Businesses must ensure best practice and look for a compliance solution that includes biometric and facial recognition, if it is to adapt to this new world of hybrid transactions. This technology makes it easier for businesses to perform essential remote onboarding for Know Your Customer (KYC) procedures in real-time.
#5: Central source for ongoing KYC monitoring
As markets expand and businesses scale, so too does the need for ongoing KYC monitoring and remediation. With customers spread across new territories and jurisdictions, manual monitoring and remediation becomes impractical as access to different registries is hard to manage.
This new hybrid world creates many opportunities for growth, but only if there are scalable solutions that enable businesses to continue to be compliant.

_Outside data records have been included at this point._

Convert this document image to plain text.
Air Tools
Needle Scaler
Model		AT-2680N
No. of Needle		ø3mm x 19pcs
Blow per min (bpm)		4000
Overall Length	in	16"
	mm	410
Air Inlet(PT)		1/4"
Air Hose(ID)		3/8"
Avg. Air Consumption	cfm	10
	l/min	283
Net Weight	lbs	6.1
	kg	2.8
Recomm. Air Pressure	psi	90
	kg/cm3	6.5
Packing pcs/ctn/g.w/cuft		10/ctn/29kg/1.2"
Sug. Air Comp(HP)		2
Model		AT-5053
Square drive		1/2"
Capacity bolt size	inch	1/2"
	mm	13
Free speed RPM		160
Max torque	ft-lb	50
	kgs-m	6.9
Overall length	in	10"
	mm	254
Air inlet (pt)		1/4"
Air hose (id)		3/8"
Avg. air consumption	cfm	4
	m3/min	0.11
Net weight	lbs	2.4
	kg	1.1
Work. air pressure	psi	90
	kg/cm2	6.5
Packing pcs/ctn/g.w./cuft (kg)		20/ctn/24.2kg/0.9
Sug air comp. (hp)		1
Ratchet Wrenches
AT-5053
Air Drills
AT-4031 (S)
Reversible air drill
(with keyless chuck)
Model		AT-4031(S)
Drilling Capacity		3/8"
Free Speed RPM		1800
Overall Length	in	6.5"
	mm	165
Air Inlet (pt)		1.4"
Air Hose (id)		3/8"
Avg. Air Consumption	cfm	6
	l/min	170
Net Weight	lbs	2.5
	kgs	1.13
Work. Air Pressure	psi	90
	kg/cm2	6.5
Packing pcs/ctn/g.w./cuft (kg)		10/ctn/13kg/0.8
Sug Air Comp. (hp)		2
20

Your clients’ risk status can change at unparalleled speeds. It is no longer sufficient just to re-check your client data when the regulator calls or wait for the next remediation project. Instead, your business must provide evidence to the regulator that there are processes in place to monitor, identify and remediate client data, to reduce the threat of ongoing fraud.
Businesses need to invest in ongoing client monitoring tools to enable real-time alerts on relevant changes to clients’ risk status. Receiving alerts of changes in company structure, beneficial ownership, directorships, and customers and their financial stability, through an agile cloud solution can significantly reduce your business (and personal) risk and operational overheads.
Digital first culture for hybrid compliance
Businesses must balance so many elements when it comes to compliance – regulatory demands, customer experience, risk exposure, operational efficiencies, and budget.
Throwing more resources at compliance is no longer the answer. Instead, compliance professionals need to accelerate and adopt a culture of digital transformation. By having an internal culture of digital first, the compliance function can elevate itself within your entire business and impact the overall strategy. Investment in technology to automate and simplify processes, will elevate their position within this new hybrid world.